BU Today


Case, Melville scholarships honor best and brightest juniors

Recognizing past achievements and future potential

Provost David Campbell with Case and Melville Scholarship recipients. Photo by Vernon Doucette

Martha Munoz spends a lot of quality time with strange animals. In 2005, as a researcher in the University’s Undergraduate Research Opportunities Program, she worked in the lab of Ayako Yamaguchi, a College of Arts and Sciences assistant professor of biology, studying the ways that hormones affect the development of the South African clawed frog.

“Seeing my first set of data flutter across my computer screen, I felt a surge of excitement,” says Munoz (CAS’07). “I can only define it as the thrill of discovery.”

The frog research wasn’t Munoz’s only experience with exotic species. Last summer, she joined Paul Barber, a CAS assistant professor in the BU Marine Program, studying the dispersal of sea star larvae in coral reefs off the shore of Indonesia. And these days, she is working with Chris Schneider, a CAS associate professor of biology, learning about speciation in Caribbean Anolis lizards.

Munoz was among 14 students recently given one of BU’s two highest awards recognizing undergraduate achievement — the Harold C. Case Scholarship. The other award is the Dean Elsbeth Melville Scholarship. The recipients of both awards were honored at a ceremony on May 2 at the Executive Leadership Center in the School of Management.

The Case Scholarships were instituted in 1967 to honor the achievements of BU’s fifth president, Harold C. Case (STH’27, Hon.’67). Case is credited with unifying BU and creating a cohesive academic and social community. Each year the scholarships are awarded to at least 10 juniors who exhibit great scholarly accomplishment and potential and who participate in extracurricular activities that contribute to University life. Munoz nicely fits both criteria: she is the founder of the Core Science Forum, an interdisciplinary discussion group that considers the ethics and policies of emerging trends in the sciences, and she tutors in biology, organic chemistry, and philosophy in the Educational Resource Center. She is also an active member of the Harriet E. Richards Cooperative House, an all-female cooperative dorm. As the house steward, she reorganized food purchasing procedures and eliminated a debt of nearly $3,000.

The other Case scholars are Timothy Bersak (SAR’07, CAS’07), Daniel Bruggemeyer (UNI’07), Laura Byerly (CAS’07), Kwan Chatvanichkul (CAS’07), Valentina Dutta (CAS’07), Joseph Mudd (CAS’07), Alok Pattani (CAS’07), Matthew Piscitelli (CAS’07), Joshua Shiode (CAS’07), Edy Tan (ENG’07), and Nasen Zhang (CAS’07).

The Melville Scholarships were established in 1978 in honor of the late Elsbeth Melville (CAS’25), longtime dean of women at BU. Each year the award is presented to two junior women who exemplify qualities stressed by Melville: excellence of scholarship, high moral character and personal integrity, contribution to the life of the University, and potential usefulness in their chosen field. This year’s Melville Scholars are Crystal Bates (SMG’07) and Andrea Buurma (CAS’07).

Bates, who is majoring in business administration and is a member of the executive board of SMG’s Leaders for Corporate Social Responsibility, is strongly committed to fostering integrity, diversity, gender equity, and sustainable business practices. When she begins her professional career, she says, she plans to be “an advocate for change in the accounting profession, creating the best working practices for employees as well as instituting programs that encourage active involvement in the community.”

Buurma, a biology major, began doing research last summer in the plant genetics lab of John Celenza, a CAS associate professor of biology, where she is pursuing an independent project to analyze the production of plant defense compounds.

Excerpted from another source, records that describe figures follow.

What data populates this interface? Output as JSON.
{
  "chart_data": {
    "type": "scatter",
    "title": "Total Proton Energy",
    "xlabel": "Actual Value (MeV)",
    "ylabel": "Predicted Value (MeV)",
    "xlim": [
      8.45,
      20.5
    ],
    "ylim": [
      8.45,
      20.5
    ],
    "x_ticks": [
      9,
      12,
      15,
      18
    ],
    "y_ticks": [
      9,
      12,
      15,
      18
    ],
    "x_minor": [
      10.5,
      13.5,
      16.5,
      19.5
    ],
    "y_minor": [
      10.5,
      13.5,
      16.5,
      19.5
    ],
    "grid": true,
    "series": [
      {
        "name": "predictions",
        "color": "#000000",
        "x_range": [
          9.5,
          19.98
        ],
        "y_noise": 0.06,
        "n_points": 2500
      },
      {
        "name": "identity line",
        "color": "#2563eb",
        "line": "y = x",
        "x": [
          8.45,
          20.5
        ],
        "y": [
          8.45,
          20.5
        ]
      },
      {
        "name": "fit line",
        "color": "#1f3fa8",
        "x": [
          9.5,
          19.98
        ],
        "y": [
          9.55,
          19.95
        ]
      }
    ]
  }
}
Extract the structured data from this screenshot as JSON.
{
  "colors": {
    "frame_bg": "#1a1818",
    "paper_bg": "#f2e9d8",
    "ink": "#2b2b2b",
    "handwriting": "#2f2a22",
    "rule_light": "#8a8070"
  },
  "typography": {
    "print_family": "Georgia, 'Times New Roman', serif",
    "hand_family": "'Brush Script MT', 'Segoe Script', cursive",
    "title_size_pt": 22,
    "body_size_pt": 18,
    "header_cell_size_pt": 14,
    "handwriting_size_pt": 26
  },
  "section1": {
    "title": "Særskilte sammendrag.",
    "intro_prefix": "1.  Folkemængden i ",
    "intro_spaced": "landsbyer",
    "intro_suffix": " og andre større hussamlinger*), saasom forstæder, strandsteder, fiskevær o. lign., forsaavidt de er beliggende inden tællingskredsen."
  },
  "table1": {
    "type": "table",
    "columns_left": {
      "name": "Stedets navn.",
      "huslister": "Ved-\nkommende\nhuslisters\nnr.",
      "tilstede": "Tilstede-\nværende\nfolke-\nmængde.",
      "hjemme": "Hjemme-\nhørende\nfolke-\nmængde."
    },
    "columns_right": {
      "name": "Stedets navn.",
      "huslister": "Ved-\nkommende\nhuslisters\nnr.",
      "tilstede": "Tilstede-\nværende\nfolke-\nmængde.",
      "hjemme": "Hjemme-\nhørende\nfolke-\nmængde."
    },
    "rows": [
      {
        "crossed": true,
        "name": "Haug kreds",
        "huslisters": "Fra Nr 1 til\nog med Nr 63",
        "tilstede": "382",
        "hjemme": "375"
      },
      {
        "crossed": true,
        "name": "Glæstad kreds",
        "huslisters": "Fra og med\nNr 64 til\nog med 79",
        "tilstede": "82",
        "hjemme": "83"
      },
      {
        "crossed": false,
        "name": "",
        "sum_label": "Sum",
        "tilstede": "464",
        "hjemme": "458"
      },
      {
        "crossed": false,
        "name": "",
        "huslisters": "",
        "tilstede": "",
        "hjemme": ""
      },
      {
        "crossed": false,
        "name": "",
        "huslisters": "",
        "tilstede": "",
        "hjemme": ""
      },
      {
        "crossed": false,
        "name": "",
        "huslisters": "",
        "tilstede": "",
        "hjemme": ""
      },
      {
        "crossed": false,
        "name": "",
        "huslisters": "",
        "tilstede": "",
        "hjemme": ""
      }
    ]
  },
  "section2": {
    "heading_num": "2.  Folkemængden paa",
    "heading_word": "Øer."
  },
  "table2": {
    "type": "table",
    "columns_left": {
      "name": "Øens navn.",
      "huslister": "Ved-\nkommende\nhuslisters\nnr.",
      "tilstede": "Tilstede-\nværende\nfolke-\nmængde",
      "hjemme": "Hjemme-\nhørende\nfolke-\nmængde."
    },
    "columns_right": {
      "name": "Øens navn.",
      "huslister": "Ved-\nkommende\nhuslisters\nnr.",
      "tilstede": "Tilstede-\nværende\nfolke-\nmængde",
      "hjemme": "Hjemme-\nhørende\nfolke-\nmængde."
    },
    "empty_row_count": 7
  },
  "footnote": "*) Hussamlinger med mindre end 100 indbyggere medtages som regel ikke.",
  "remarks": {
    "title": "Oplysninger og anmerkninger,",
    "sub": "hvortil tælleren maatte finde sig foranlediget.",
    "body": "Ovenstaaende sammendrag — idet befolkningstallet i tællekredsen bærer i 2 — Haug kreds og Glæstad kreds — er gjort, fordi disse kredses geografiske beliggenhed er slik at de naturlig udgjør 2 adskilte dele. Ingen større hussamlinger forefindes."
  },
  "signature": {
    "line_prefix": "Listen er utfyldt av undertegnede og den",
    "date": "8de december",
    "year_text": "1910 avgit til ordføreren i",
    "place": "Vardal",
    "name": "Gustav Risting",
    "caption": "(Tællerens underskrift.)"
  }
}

She has worked as an alternative spring break volunteer with Habitat for Humanity and plans and teaches science to kindergarten students in local schools as a member of the Wizard’s Project. Buurma also volunteers at Children’s Hospital, where she reads to — and plays with — children, easing their fears as they await surgery.

 “The Case and Melville Awards honor the achievements of some of Boston University’s finest students and also speak of the promise we see of their remaining years here and for their careers in the wider world,” said Provost David Campbell. “We believe that they have achievements ahead of them yet and hope that they will continue to make good use of their remarkable talents.”